O articulista e advogado Otávio de Oliveira vê tentativa de impunidade com a PEC da Blindagem, na Câmara dos Deputados
por Otávio de Oliveira
Publicado em 22/09/2025, às 08h03 - Atualizado às 10h27
Por Otávio de Oliveira, em artigo especial para o site Jamildo.com
A Câmara dos Deputados aprovou, em dois turnos, a chamada Proposta de Emenda à Constituição 3/2021, conhecida como PEC da Blindagem. Em resumo, texto quer modificar o artigo 53 de nossa Constituição Federal para estabelecer que nenhum parlamentar poderá ser processado criminalmente sem autorização prévia do Congresso, além de ampliar o foro privilegiado a presidentes de partidos políticos e fixar prazos para deliberação – sigilosa - dessas medidas.
Eis o cerne do problema: onde deveria prevalecer a transparência e a responsabilidade, ergue-se, agora, uma muralha de privilégios.
Recordemos a experiência histórica.
Entre 1988 e 2001, a Constituição já exigiu essa autorização congressual, e o saldo foi desastroso: processos paralisados, investigações sufocadas, prescrições em série. O constituinte derivado aboliu tal exigência em nome da igualdade perante a lei.

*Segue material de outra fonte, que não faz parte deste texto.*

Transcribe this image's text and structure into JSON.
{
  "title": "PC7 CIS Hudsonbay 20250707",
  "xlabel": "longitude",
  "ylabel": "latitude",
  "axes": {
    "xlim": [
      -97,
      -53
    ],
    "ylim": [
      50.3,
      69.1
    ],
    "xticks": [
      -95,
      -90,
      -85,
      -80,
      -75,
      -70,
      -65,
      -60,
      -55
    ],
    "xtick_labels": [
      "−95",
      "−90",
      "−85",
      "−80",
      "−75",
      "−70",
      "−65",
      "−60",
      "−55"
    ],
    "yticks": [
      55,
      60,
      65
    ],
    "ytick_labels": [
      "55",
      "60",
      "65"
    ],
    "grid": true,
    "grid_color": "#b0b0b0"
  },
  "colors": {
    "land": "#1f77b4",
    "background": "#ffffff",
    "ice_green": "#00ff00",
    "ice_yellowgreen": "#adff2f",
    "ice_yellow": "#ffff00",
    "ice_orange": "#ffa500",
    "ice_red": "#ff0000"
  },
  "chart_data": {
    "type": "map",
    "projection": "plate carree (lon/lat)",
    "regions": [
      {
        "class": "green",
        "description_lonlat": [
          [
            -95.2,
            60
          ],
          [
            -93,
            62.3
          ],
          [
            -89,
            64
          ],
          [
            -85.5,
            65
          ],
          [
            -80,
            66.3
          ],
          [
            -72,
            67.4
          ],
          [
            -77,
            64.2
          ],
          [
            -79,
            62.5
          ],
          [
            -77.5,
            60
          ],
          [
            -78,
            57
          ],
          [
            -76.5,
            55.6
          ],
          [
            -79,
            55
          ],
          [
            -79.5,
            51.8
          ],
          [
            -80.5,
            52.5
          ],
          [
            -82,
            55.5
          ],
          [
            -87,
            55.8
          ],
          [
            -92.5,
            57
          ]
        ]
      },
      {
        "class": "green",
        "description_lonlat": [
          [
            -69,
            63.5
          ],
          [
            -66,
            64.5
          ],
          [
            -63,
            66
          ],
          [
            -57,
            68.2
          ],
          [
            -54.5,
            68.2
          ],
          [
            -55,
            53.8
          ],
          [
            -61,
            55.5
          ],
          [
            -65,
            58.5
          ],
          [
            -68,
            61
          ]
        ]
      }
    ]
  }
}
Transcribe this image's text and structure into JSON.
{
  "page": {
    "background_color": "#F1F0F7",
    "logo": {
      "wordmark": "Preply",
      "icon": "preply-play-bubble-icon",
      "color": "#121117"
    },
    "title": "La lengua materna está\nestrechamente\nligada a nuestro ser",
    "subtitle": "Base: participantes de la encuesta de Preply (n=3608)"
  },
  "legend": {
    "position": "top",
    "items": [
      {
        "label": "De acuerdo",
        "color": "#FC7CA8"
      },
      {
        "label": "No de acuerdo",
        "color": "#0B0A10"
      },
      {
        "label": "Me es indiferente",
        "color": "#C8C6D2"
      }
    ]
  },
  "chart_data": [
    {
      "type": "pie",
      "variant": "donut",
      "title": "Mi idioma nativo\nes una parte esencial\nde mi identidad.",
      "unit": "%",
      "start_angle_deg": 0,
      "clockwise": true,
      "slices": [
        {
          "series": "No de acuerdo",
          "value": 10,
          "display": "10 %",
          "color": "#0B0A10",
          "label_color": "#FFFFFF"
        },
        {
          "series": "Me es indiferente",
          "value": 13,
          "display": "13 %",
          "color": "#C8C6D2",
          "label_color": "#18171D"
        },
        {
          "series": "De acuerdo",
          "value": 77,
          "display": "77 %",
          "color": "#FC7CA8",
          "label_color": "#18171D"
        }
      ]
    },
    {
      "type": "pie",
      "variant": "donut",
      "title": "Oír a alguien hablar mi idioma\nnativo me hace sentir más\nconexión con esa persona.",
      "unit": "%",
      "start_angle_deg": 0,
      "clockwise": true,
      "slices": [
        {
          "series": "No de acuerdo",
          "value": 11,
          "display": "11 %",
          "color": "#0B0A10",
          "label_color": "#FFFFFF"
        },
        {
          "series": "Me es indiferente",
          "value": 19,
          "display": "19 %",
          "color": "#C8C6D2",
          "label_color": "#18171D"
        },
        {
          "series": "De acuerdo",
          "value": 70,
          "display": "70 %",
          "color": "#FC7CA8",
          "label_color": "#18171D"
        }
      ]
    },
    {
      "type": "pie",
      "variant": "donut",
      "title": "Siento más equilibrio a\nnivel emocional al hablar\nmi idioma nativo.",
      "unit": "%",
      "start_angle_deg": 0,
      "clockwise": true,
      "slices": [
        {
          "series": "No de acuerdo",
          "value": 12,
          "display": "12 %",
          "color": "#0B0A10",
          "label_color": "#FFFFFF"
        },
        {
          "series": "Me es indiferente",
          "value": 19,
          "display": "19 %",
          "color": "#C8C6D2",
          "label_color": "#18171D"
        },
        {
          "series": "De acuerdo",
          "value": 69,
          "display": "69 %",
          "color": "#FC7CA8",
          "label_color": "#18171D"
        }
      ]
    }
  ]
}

A lição estava dada, e parecia definitiva, porém, como se o passado não tivesse voz, tenta-se restaurar aquilo que a própria história já condenou.
Aqui é preciso falar sem eufemismos. A exigência de autorização parlamentar para o processamento criminal afronta diretamente o princípio da isonomia. Ao cidadão comum, a lei imediata e irrestrita; ao parlamentar, só se o arranjo político assim permitir.
A república, nesse ponto, deixa ao largo a igualdade para tornar-se arranjo de exceções.
Não basta, porém, apontar o vício jurídico. É preciso denunciar a sombra social que essa PEC projeta. Em tempos em que o povo brasileiro clama por transparência, institui-se o voto secreto; em momentos de exigência de responsabilidade, consolida-se a blindagem.
A resposta que o Parlamento dá à sociedade é a mais amarga das ironias: em vez de aproximar-se do cidadão, afasta-se; em vez de sujeitar-se ao controle, oculta-se; em vez de proteger a República, protege a si próprio.
A consequência desse modelo é clara, transfere-se aos colegas do acusado o poder de autorizar ou negar o andamento da lei processual e, assim, a própria aplicação dela. Ao permitir que partidos políticos decidam se seus membros podem ser investigados ou processados, a PEC esvazia o Judiciário de sua exercer a função constitucional e entrega o destino da justiça ao tribunal dos interesses partidários. O resultado inevitável será a paralisia de processos e a perpetuação de uma cultura de impunidade que a sociedade já não suporta.
Além disso, ao ampliar o foro privilegiado para dirigentes partidários, a proposta cria um incentivo perverso, notadamente o de que o comando partidário não é apenas espaço de direção política, mas também de refúgio penal.
A liderança, que deveria ser assumida como serviço público e responsabilidade moral, converte-se em instrumento de autoproteção. É a inversão absoluta do sentido republicano, que transforma o dever de responder em privilégio de escapar.
Não nos enganemos com a retórica da defesa das prerrogativas! Prerrogativa não é salvo-conduto, não é escudo contra a lei, não é porta de fuga da justiça.
Quando transfigurada em privilégio, a prerrogativa trai o mandato, desonra a república e institui a desigualdade. O que se apresenta como garantismo institucional nada mais é do que autodefesa corporativa. De forma mais direta, fraude à lei.
Por isso, a crítica deve ser veemente.
A PEC da Blindagem não é apenas uma proposta constitucional, é um retrocesso civilizatório. Fere o princípio republicano, enfraquece a confiança pública e reaviva a sensação de que há, no Brasil, dois regimes jurídicos — um para os cidadãos comuns e outro para os homens de poder.
Se o Direito é a promessa de justiça que a Constituição nos oferece, esta PEC representa a sua negação. E, quando o Direito nega a justiça, o que sobra é apenas a força.